What’s your production name and where are you from?
Real quick before I get into that–respect due to J. Hatch, Don Di Napoli, and Rhythm J, who were professional, organized, and extremely easy to work with regarding the iStandard Chicago Producer Showcase. Shout out to the iStandard family for giving me this opportunity and for putting together a monumental movement for producers.
My production name is Soleternity. I spent the first 17 years of my life in Rockford, IL. In June, 2004 I moved to Atlanta, GA. In October, 2006, I moved to Los Angeles, CA.
How would you describe your sound and or production style?
Soulful, inspired, intense and hard. Above all: constantly evolving. I started out in 2001 making beats that were inspired largely by the Midwest/East Coast sound at that time as well as a lot of RnB. Pretty soon I started blending in West Coast and Southern styles. After spending extensive time in Atlanta and LA I soaked up a lot of the local culture/vibe and took inspiration from it. I’ve touched pretty much every style within Hip Hop and RnB. I went through an underground phase, I went through a southern phase, I went through a neo-soul phase, I went through a 90’s RnB phase, etc. Right now I’m kind of stuck somewhere between an electro/funk phase, a southern phase, and another underground phase.
What do you use in the studio to create?
My DAW is Acid Pro. I’m currently on 6.0. I started on 2.0 back in 2001 and never switched programs. I mess around with a few vsts, mainly Nexus 2. Regarding hardware, I use the Korg Karma, Nord Lead 2x, Yamaha Motif Rack, Roland XV-5050, and a couple guitars. I also add my own vocals to beats pretty often–I record on the blue mic/focusrite pre combo. I’ve got a ridiculous collection of incredible drums that I’ve been assembling over the past 9 years. I’ve traded with and purchased drums from tons of amazing producers, some you may have heard of, and some you probably haven’t heard of. I’ve also built my own drum kits that I’ve never sold, traded, or shared with anyone. Some things you can’t put a price on
Are you currently working with any new artists?
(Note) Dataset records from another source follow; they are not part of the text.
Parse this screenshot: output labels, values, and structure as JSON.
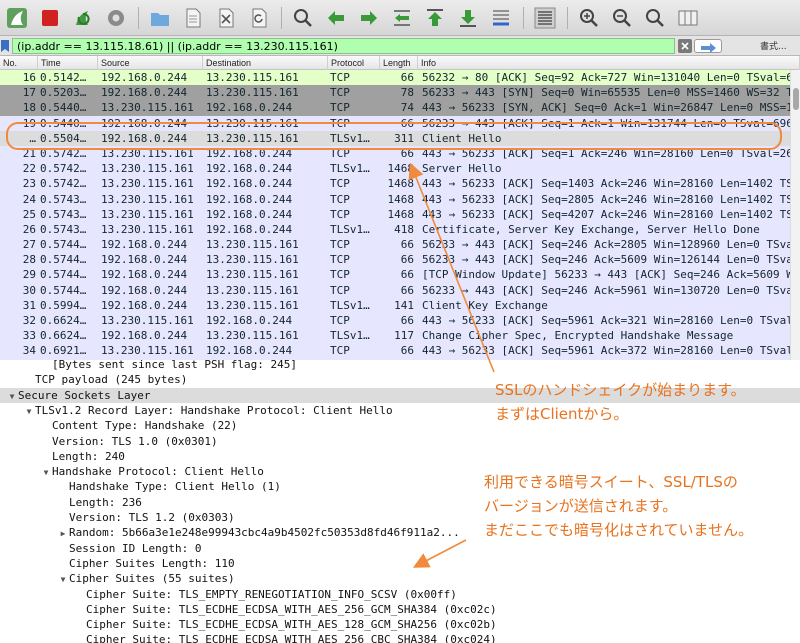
{
  "toolbar": {
    "icons": [
      "shark-fin-start-icon",
      "stop-icon",
      "restart-icon",
      "capture-options-icon",
      "open-folder-icon",
      "open-file-icon",
      "close-file-icon",
      "reload-icon",
      "find-icon",
      "go-back-icon",
      "go-forward-icon",
      "go-to-packet-icon",
      "first-packet-icon",
      "last-packet-icon",
      "autoscroll-icon",
      "colorize-icon",
      "zoom-in-icon",
      "zoom-out-icon",
      "zoom-reset-icon",
      "resize-columns-icon"
    ]
  },
  "filter": {
    "value": "(ip.addr == 13.115.18.61) || (ip.addr == 13.230.115.161)",
    "expression_label": "書式..."
  },
  "packet_list": {
    "columns": [
      "No.",
      "Time",
      "Source",
      "Destination",
      "Protocol",
      "Length",
      "Info"
    ],
    "rows": [
      {
        "no": "16",
        "time": "0.5142…",
        "src": "192.168.0.244",
        "dst": "13.230.115.161",
        "proto": "TCP",
        "len": "66",
        "info": "56232 → 80 [ACK] Seq=92 Ack=727 Win=131040 Len=0 TSval=6…",
        "bg": "#e4ffc7"
      },
      {
        "no": "17",
        "time": "0.5203…",
        "src": "192.168.0.244",
        "dst": "13.230.115.161",
        "proto": "TCP",
        "len": "78",
        "info": "56233 → 443 [SYN] Seq=0 Win=65535 Len=0 MSS=1460 WS=32 TS…",
        "bg": "#a0a0a0"
      },
      {
        "no": "18",
        "time": "0.5440…",
        "src": "13.230.115.161",
        "dst": "192.168.0.244",
        "proto": "TCP",
        "len": "74",
        "info": "443 → 56233 [SYN, ACK] Seq=0 Ack=1 Win=26847 Len=0 MSS=1…",
        "bg": "#a0a0a0"
      },
      {
        "no": "19",
        "time": "0.5440…",
        "src": "192.168.0.244",
        "dst": "13.230.115.161",
        "proto": "TCP",
        "len": "66",
        "info": "56233 → 443 [ACK] Seq=1 Ack=1 Win=131744 Len=0 TSval=696…",
        "bg": "#e7e6ff"
      },
      {
        "no": "…",
        "time": "0.5504…",
        "src": "192.168.0.244",
        "dst": "13.230.115.161",
        "proto": "TLSv1…",
        "len": "311",
        "info": "Client Hello",
        "bg": "#dcdcdc"
      },
      {
        "no": "21",
        "time": "0.5742…",
        "src": "13.230.115.161",
        "dst": "192.168.0.244",
        "proto": "TCP",
        "len": "66",
        "info": "443 → 56233 [ACK] Seq=1 Ack=246 Win=28160 Len=0 TSval=26…",
        "bg": "#e7e6ff"
      },
      {
        "no": "22",
        "time": "0.5742…",
        "src": "13.230.115.161",
        "dst": "192.168.0.244",
        "proto": "TLSv1…",
        "len": "1468",
        "info": "Server Hello",
        "bg": "#e7e6ff"
      },
      {
        "no": "23",
        "time": "0.5742…",
        "src": "13.230.115.161",
        "dst": "192.168.0.244",
        "proto": "TCP",
        "len": "1468",
        "info": "443 → 56233 [ACK] Seq=1403 Ack=246 Win=28160 Len=1402 TS…",
        "bg": "#e7e6ff"
      },
      {
        "no": "24",
        "time": "0.5743…",
        "src": "13.230.115.161",
        "dst": "192.168.0.244",
        "proto": "TCP",
        "len": "1468",
        "info": "443 → 56233 [ACK] Seq=2805 Ack=246 Win=28160 Len=1402 TS…",
        "bg": "#e7e6ff"
      },
      {
        "no": "25",
        "time": "0.5743…",
        "src": "13.230.115.161",
        "dst": "192.168.0.244",
        "proto": "TCP",
        "len": "1468",
        "info": "443 → 56233 [ACK] Seq=4207 Ack=246 Win=28160 Len=1402 TS…",
        "bg": "#e7e6ff"
      },
      {
        "no": "26",
        "time": "0.5743…",
        "src": "13.230.115.161",
        "dst": "192.168.0.244",
        "proto": "TLSv1…",
        "len": "418",
        "info": "Certificate, Server Key Exchange, Server Hello Done",
        "bg": "#e7e6ff"
      },
      {
        "no": "27",
        "time": "0.5744…",
        "src": "192.168.0.244",
        "dst": "13.230.115.161",
        "proto": "TCP",
        "len": "66",
        "info": "56233 → 443 [ACK] Seq=246 Ack=2805 Win=128960 Len=0 TSval…",
        "bg": "#e7e6ff"
      },
      {
        "no": "28",
        "time": "0.5744…",
        "src": "192.168.0.244",
        "dst": "13.230.115.161",
        "proto": "TCP",
        "len": "66",
        "info": "56233 → 443 [ACK] Seq=246 Ack=5609 Win=126144 Len=0 TSval…",
        "bg": "#e7e6ff"
      },
      {
        "no": "29",
        "time": "0.5744…",
        "src": "192.168.0.244",
        "dst": "13.230.115.161",
        "proto": "TCP",
        "len": "66",
        "info": "[TCP Window Update] 56233 → 443 [ACK] Seq=246 Ack=5609 W…",
        "bg": "#e7e6ff"
      },
      {
        "no": "30",
        "time": "0.5744…",
        "src": "192.168.0.244",
        "dst": "13.230.115.161",
        "proto": "TCP",
        "len": "66",
        "info": "56233 → 443 [ACK] Seq=246 Ack=5961 Win=130720 Len=0 TSval…",
        "bg": "#e7e6ff"
      },
      {
        "no": "31",
        "time": "0.5994…",
        "src": "192.168.0.244",
        "dst": "13.230.115.161",
        "proto": "TLSv1…",
        "len": "141",
        "info": "Client Key Exchange",
        "bg": "#e7e6ff"
      },
      {
        "no": "32",
        "time": "0.6624…",
        "src": "13.230.115.161",
        "dst": "192.168.0.244",
        "proto": "TCP",
        "len": "66",
        "info": "443 → 56233 [ACK] Seq=5961 Ack=321 Win=28160 Len=0 TSval…",
        "bg": "#e7e6ff"
      },
      {
        "no": "33",
        "time": "0.6624…",
        "src": "192.168.0.244",
        "dst": "13.230.115.161",
        "proto": "TLSv1…",
        "len": "117",
        "info": "Change Cipher Spec, Encrypted Handshake Message",
        "bg": "#e7e6ff"
      },
      {
        "no": "34",
        "time": "0.6921…",
        "src": "13.230.115.161",
        "dst": "192.168.0.244",
        "proto": "TCP",
        "len": "66",
        "info": "443 → 56233 [ACK] Seq=5961 Ack=372 Win=28160 Len=0 TSval…",
        "bg": "#e7e6ff"
      },
      {
        "no": "35",
        "time": "0.6921…",
        "src": "13.230.115.161",
        "dst": "192.168.0.244",
        "proto": "TLSv1…",
        "len": "117",
        "info": "Change Cipher Spec, Encrypted Handshake Message",
        "bg": "#e7e6ff"
      }
    ]
  },
  "details": {
    "lines": [
      {
        "text": "[Bytes sent since last PSH flag: 245]",
        "indent": 2,
        "tri": "",
        "sel": false
      },
      {
        "text": "TCP payload (245 bytes)",
        "indent": 1,
        "tri": "",
        "sel": false
      },
      {
        "text": "Secure Sockets Layer",
        "indent": 0,
        "tri": "▼",
        "sel": true
      },
      {
        "text": "TLSv1.2 Record Layer: Handshake Protocol: Client Hello",
        "indent": 1,
        "tri": "▼",
        "sel": false
      },
      {
        "text": "Content Type: Handshake (22)",
        "indent": 2,
        "tri": "",
        "sel": false
      },
      {
        "text": "Version: TLS 1.0 (0x0301)",
        "indent": 2,
        "tri": "",
        "sel": false
      },
      {
        "text": "Length: 240",
        "indent": 2,
        "tri": "",
        "sel": false
      },
      {
        "text": "Handshake Protocol: Client Hello",
        "indent": 2,
        "tri": "▼",
        "sel": false
      },
      {
        "text": "Handshake Type: Client Hello (1)",
        "indent": 3,
        "tri": "",
        "sel": false
      },
      {
        "text": "Length: 236",
        "indent": 3,
        "tri": "",
        "sel": false
      },
      {
        "text": "Version: TLS 1.2 (0x0303)",
        "indent": 3,
        "tri": "",
        "sel": false
      },
      {
        "text": "Random: 5b66a3e1e248e99943cbc4a9b4502fc50353d8fd46f911a2...",
        "indent": 3,
        "tri": "▶",
        "sel": false
      },
      {
        "text": "Session ID Length: 0",
        "indent": 3,
        "tri": "",
        "sel": false
      },
      {
        "text": "Cipher Suites Length: 110",
        "indent": 3,
        "tri": "",
        "sel": false
      },
      {
        "text": "Cipher Suites (55 suites)",
        "indent": 3,
        "tri": "▼",
        "sel": false
      },
      {
        "text": "Cipher Suite: TLS_EMPTY_RENEGOTIATION_INFO_SCSV (0x00ff)",
        "indent": 4,
        "tri": "",
        "sel": false
      },
      {
        "text": "Cipher Suite: TLS_ECDHE_ECDSA_WITH_AES_256_GCM_SHA384 (0xc02c)",
        "indent": 4,
        "tri": "",
        "sel": false
      },
      {
        "text": "Cipher Suite: TLS_ECDHE_ECDSA_WITH_AES_128_GCM_SHA256 (0xc02b)",
        "indent": 4,
        "tri": "",
        "sel": false
      },
      {
        "text": "Cipher Suite: TLS_ECDHE_ECDSA_WITH_AES_256_CBC_SHA384 (0xc024)",
        "indent": 4,
        "tri": "",
        "sel": false
      }
    ]
  },
  "annotations": {
    "note1_line1": "SSLのハンドシェイクが始まります。",
    "note1_line2": "まずはClientから。",
    "note2_line1": "利用できる暗号スイート、SSL/TLSの",
    "note2_line2": "バージョンが送信されます。",
    "note2_line3": "まだここでも暗号化はされていません。",
    "color": "#e8721e"
  }
}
After working with a large selection of successful artists in both Hip-Hop and RnB, as well as working extensively with talented up and coming artists from all around the world, right now I’m focused on developing my identity as an instrumental producer and crafting a sound for the future. I just released my first instrumental album entitled “Deep” on itunes (and all the digital distributors) via cdbaby. The album is a blend of short cinematic score interludes, electronic/dance-inspired beats, and a variety of soulful/eclectic hip hop beats. I’m also getting much more involved in the electronic/pop scene and am looking to collaborate with songwriters, musicians and producers within that realm. I’m still doing hip hop and RnB production, but only if the price/opportunity is right. My current project is completing the score for the feature film “The High and Mighty” (McGill Original Films).
Congrats on winning the iStandard Producer Showcase in Chicago. Describe the overall experience and how it feels to be recognized as someone with next level talent?
It was an honor to participate, especially in my home area of Chicago. Being able to perform my first iStandard set in my own backyard was awesome. I felt like I had a pulse on what people in that region like to hear because it’s pretty much what I like to hear. The iStandard family is professional, friendly, and efficient. Its pretty easy to see why the iStandard movement has become a success.
The atmosphere of the event is classy and competitive. There are talented producers playing music and competing all night long. The judges are industry legit and there are important people in the crowd scoping things out. I had a bit of nervousness prior to playing my tracks. That faded quickly once I got on stage and just rocked out. For better or worse, I don’t think many people rock their beats with the same enthusiasm I do. I just get so excited about music it’s hard to contain the rush.
The crowd is filled with industry players, producers, artists, engineers, and hard core music fans. In my mind, you have to be somewhat of a hard core music fan to come check out a producer showcase, especially when the producers are generally all up and comers. Its rewarding to have that type of crowd focus on your tracks and nod their heads or react with excitement.
You can see a video (edited by McGill Original Films) of my performance and the judge’s reactions here: http://www.youtube.com/watch?v=qixb2D5KrH0
What type of advice did the judges give you? Do you feel it was accurate?
Rsonist, GLC and Nascent Beats all had nothing but positive words. Nascent added “You’ve found your love, now find your artist.” That’s exactly what I’m doing now.
What’s next on your agenda?
Outside of non-stop hustling and working on music 365 days per year, I’m taking some college courses building towards a bachelor’s degree in business economics. I spent the last 6 years of my life relentlessly chasing my music dreams all across the country. Now I’m investing in myself by combining the success I’ve had as a music industry entrepreneur with the knowledge and resources that come with a college education.
I’m looking forward to new opportunities that come my way and building with the iStandard family. See you at Beast of The Beats 2k11!!